The strategy worked by making punishment pointless. If the subject appears to enjoy the consequences, the consequences lose their power.

This performance anticipated the KmikeyM experiment by more than a decade. In both cases, Merrill operated within a rigid system by performing a heightened version of compliance, turning the structure’s own logic into something he could navigate on his own terms.

Service record

As an MP, Merrill never wrote a single ticket. He described his approach as “enforcing the rules as I interpreted them” and acknowledged: “To be a good cop you have to be kind of an asshole. I was always like, they’re fine.”

Off-duty culture included “chem light tag,” a game in which MPs would crack open glow sticks, race around the base in vehicles, and attempt to throw them through each other’s car windows. “Somebody flipped a vehicle once.”

Awards

  • Army Achievement Medal
  • National Defense Service Medal
  • Army Service Ribbon

After the Army

Following discharge, Merrill moved to Portland, Oregon with childhood friend Josh Berezin.

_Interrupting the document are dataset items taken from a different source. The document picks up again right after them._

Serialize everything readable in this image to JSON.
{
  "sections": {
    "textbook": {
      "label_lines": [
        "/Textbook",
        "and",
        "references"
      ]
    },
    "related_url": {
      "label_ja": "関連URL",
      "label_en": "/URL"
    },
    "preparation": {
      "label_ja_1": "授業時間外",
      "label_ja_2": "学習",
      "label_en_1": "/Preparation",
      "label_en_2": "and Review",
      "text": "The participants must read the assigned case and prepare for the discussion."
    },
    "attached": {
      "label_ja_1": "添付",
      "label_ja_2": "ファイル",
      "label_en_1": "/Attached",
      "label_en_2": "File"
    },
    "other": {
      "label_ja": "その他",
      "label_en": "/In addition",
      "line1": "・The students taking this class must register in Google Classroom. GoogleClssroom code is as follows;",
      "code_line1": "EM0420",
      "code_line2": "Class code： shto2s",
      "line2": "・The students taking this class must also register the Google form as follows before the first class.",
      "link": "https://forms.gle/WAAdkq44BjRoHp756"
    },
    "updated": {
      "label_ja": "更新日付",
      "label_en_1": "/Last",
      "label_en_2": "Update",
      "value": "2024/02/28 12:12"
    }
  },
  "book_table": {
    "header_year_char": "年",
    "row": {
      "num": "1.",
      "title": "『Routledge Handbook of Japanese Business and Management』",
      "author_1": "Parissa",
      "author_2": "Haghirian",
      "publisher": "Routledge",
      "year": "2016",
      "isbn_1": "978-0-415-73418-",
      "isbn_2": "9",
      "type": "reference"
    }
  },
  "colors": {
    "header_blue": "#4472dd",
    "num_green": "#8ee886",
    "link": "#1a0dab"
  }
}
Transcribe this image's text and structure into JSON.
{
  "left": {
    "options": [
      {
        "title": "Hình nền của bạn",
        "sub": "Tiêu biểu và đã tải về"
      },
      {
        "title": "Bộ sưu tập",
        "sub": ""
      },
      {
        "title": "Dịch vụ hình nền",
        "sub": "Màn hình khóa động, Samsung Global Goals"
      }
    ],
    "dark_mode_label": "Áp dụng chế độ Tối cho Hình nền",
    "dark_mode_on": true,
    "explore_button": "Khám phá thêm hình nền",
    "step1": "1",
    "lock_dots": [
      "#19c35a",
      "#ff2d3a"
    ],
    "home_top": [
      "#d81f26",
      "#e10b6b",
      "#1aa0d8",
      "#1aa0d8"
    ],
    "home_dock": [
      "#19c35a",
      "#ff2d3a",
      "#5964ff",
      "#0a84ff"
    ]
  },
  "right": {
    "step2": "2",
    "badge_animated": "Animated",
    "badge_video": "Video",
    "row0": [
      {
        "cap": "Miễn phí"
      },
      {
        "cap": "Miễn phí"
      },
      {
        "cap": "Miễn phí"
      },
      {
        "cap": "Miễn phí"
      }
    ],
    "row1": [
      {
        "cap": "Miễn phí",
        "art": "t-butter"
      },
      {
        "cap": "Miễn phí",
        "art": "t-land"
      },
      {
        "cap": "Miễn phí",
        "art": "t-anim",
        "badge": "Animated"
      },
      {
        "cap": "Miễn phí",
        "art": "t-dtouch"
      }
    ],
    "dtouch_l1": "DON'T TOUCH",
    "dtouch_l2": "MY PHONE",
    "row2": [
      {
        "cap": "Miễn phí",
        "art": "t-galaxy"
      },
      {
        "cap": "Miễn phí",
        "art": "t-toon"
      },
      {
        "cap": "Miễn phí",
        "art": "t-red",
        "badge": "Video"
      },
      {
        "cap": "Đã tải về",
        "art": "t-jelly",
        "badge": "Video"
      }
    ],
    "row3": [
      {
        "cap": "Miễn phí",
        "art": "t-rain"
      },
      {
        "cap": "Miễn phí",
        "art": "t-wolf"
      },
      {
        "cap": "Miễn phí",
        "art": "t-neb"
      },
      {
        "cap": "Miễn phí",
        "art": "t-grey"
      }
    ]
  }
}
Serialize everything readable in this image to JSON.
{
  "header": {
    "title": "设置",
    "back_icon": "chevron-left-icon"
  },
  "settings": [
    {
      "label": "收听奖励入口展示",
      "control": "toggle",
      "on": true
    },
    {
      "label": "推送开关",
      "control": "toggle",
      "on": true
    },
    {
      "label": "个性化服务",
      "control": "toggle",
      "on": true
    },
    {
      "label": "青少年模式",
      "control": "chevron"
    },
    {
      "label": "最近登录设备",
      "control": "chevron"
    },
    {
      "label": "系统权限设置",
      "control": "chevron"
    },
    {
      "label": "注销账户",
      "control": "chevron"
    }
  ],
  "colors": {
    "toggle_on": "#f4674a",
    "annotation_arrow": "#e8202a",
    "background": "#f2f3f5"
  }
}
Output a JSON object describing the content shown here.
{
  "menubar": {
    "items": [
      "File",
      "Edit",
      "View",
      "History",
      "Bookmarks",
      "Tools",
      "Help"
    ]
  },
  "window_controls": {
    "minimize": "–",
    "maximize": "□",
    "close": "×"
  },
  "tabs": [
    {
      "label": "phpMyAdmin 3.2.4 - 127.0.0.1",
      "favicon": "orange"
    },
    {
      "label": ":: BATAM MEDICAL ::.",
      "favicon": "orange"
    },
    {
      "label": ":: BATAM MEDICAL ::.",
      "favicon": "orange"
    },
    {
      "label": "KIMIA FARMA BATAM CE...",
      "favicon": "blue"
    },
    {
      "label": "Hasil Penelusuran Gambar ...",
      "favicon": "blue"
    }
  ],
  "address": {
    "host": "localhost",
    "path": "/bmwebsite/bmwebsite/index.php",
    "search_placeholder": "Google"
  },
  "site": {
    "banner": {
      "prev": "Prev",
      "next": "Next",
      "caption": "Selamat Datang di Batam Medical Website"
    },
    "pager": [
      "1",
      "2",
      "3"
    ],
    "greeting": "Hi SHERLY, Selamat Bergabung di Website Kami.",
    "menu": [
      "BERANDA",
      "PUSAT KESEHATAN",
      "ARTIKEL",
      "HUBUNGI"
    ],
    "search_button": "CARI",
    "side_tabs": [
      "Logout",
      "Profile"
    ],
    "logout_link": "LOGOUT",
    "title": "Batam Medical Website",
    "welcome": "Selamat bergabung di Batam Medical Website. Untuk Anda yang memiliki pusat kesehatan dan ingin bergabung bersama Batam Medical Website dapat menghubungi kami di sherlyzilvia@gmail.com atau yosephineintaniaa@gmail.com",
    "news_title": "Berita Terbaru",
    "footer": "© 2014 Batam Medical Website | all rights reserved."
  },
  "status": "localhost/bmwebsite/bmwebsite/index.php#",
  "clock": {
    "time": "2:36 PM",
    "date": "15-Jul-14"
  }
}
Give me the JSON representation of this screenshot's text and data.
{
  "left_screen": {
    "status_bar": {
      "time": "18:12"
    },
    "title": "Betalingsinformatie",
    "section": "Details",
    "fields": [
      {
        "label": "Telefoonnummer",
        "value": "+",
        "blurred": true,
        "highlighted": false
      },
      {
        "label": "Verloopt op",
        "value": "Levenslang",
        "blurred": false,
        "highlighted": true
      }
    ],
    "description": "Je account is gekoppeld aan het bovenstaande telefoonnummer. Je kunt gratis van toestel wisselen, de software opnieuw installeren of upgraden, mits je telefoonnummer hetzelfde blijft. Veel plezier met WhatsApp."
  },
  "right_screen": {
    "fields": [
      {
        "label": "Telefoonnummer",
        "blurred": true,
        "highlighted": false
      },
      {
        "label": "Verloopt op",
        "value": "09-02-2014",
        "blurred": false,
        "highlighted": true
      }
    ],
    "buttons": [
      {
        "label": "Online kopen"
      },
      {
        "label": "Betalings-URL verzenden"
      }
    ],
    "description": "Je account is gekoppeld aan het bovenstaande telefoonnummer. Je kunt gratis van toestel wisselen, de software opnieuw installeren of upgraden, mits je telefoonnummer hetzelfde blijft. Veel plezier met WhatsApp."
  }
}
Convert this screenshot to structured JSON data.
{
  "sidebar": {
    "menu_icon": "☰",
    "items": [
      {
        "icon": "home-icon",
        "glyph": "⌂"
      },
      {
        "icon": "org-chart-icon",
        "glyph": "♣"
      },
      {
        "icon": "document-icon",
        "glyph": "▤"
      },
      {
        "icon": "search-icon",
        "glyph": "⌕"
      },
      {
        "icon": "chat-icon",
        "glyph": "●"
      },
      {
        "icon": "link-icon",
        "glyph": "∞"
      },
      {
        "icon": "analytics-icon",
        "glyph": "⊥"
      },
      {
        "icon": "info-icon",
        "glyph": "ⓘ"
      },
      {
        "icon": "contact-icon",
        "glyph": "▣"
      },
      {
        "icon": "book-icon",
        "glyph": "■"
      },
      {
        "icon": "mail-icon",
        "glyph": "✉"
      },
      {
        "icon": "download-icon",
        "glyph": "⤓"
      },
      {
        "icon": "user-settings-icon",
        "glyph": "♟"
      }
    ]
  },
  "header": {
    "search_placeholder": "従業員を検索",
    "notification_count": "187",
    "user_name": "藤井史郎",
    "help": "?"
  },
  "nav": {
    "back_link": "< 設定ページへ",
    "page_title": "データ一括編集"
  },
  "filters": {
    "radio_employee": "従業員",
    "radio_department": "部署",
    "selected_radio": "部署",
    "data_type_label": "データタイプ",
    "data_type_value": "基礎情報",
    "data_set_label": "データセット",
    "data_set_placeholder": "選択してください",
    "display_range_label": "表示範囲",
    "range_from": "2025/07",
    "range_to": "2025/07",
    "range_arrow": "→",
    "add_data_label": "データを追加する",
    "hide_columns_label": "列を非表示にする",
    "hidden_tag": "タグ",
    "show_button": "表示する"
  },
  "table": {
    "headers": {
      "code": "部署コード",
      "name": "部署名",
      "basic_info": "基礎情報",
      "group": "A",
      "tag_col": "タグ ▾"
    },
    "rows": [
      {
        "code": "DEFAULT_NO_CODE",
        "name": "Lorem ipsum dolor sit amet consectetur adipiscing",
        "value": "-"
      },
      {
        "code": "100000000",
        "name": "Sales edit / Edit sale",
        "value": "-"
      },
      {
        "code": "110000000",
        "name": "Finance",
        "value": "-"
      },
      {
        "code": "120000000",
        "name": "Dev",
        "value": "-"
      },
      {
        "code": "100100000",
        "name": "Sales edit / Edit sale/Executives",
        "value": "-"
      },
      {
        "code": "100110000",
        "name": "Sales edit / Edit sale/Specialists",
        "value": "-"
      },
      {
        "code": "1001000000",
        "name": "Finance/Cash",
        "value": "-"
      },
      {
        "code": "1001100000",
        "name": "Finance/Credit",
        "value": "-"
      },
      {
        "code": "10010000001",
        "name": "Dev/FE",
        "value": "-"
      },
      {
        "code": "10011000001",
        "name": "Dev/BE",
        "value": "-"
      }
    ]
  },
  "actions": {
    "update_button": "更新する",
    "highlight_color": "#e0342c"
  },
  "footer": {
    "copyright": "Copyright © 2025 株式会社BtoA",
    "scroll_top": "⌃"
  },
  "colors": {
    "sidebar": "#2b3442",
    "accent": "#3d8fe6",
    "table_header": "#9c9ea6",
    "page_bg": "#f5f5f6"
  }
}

He co-founded Urban Honking with Steve Schroeder and Jona Bechtolt, the media company that preceded KmikeyM.

Merrill still notices military habits years later: habitual awareness of ridgelines, unconscious spacing at grenade distance from other people.

Connection to Coldfoot, Alaska

Merrill grew up in Coldfoot, Alaska, where his father served as an Alaska State Trooper. The path from Coldfoot to the Army followed a direct logic: isolated childhood, law enforcement family, enlistment at the earliest possible age to get out and start the plan.